3 people marked this as a favorite.

After reading through this thread with much head shaking at the immersion police...

I now want to make a yellow feathered Tengu Goliath Druid with a Mammoth companion, just so I can really be a Big-Bird.

Scarab Sages 5/5 5/5 *** Venture-Captain, Netherlands

Tabletop Giant wrote:
Louis Manko Levite wrote:
Every year a group of my friends and I go camping, no electronics, no bathroom, no nothing but what we bring, and play Pathfinder for 4 days. Last year we had two people play Tengu but decided to be Black and White and from an empire far to the north and alas, the Pengu were born, servant of the Emperor Pengu.

At first I read this as one was entirely black and the other was entirely white, and I had a flashback of 'Spy vs.

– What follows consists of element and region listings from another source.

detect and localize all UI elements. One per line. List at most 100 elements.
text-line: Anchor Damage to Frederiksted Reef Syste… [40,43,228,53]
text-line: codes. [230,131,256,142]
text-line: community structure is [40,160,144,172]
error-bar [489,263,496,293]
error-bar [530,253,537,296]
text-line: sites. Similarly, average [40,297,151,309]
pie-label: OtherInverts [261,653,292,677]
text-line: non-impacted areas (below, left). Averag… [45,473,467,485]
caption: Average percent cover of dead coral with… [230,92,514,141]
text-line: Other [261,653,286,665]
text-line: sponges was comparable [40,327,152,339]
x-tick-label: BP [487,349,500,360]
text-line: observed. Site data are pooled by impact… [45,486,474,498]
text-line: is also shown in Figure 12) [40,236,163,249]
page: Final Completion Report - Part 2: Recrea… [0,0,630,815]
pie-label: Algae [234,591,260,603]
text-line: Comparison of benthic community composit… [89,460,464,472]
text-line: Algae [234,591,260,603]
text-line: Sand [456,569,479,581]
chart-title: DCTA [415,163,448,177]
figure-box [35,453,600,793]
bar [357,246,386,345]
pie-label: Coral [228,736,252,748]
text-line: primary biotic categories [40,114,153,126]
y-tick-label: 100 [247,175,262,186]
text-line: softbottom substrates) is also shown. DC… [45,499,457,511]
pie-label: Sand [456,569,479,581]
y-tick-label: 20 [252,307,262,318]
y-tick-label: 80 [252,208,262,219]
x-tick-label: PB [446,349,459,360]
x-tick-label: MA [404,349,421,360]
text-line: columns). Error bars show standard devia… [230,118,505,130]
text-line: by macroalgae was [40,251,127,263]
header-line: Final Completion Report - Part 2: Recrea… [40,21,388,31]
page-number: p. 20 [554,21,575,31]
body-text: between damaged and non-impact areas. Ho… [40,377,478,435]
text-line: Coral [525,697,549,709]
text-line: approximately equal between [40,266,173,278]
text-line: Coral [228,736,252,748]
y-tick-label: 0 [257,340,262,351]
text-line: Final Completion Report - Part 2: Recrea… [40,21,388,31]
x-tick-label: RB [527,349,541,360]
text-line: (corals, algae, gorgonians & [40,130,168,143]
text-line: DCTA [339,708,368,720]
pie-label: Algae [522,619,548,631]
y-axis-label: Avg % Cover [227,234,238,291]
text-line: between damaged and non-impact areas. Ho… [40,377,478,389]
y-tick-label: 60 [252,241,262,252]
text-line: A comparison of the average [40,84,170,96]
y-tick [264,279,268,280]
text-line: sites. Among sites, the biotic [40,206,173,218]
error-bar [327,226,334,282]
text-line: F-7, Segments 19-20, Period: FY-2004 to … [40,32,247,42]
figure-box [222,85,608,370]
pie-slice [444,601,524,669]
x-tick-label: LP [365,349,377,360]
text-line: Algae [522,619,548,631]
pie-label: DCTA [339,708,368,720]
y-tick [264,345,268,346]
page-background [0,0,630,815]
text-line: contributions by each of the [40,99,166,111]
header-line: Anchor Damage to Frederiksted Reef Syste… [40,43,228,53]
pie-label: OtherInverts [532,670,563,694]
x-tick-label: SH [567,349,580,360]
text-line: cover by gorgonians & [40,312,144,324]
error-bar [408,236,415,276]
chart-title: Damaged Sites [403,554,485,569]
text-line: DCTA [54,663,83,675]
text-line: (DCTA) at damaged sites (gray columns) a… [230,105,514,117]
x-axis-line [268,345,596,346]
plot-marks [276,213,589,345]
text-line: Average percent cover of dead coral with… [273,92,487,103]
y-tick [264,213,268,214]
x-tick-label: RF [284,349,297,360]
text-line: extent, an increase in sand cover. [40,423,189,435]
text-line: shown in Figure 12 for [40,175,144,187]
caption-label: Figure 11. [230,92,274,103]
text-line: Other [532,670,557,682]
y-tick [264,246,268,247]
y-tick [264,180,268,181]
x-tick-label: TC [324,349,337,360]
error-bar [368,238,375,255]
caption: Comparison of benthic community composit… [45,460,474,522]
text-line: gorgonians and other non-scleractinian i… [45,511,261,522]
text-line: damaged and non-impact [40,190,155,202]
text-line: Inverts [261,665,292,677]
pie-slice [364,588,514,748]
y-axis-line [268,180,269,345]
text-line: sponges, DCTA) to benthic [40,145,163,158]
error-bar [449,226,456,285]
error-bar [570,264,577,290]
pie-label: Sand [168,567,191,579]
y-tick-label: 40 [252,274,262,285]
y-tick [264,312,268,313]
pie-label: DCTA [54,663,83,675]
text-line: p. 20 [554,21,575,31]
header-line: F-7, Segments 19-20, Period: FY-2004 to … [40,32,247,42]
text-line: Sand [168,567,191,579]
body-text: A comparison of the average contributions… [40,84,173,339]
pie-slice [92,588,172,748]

Spy' from Mad Magazine.

Which means, someone has to do this. There should be a Spy vs. Spy Tengu team out there, somewhere.

Ooooooooooooooooooooooooooooooooooooooooooooooooh now I really want to make this!

Shadow Lodge 1/5

Jiggy wrote:
Can my tiefling be plaid?

Only if they are pit spawned. They are born with all sorts of wierd deformities.

Liberty's Edge 2/5

2 people marked this as a favorite.
Kerney wrote:
Jiggy wrote:
Can my tiefling be plaid?
Only if they are pit spawned. They are born with all sorts of wierd deformities.

Or if you have enough speed boosts for Ludicrous Speed.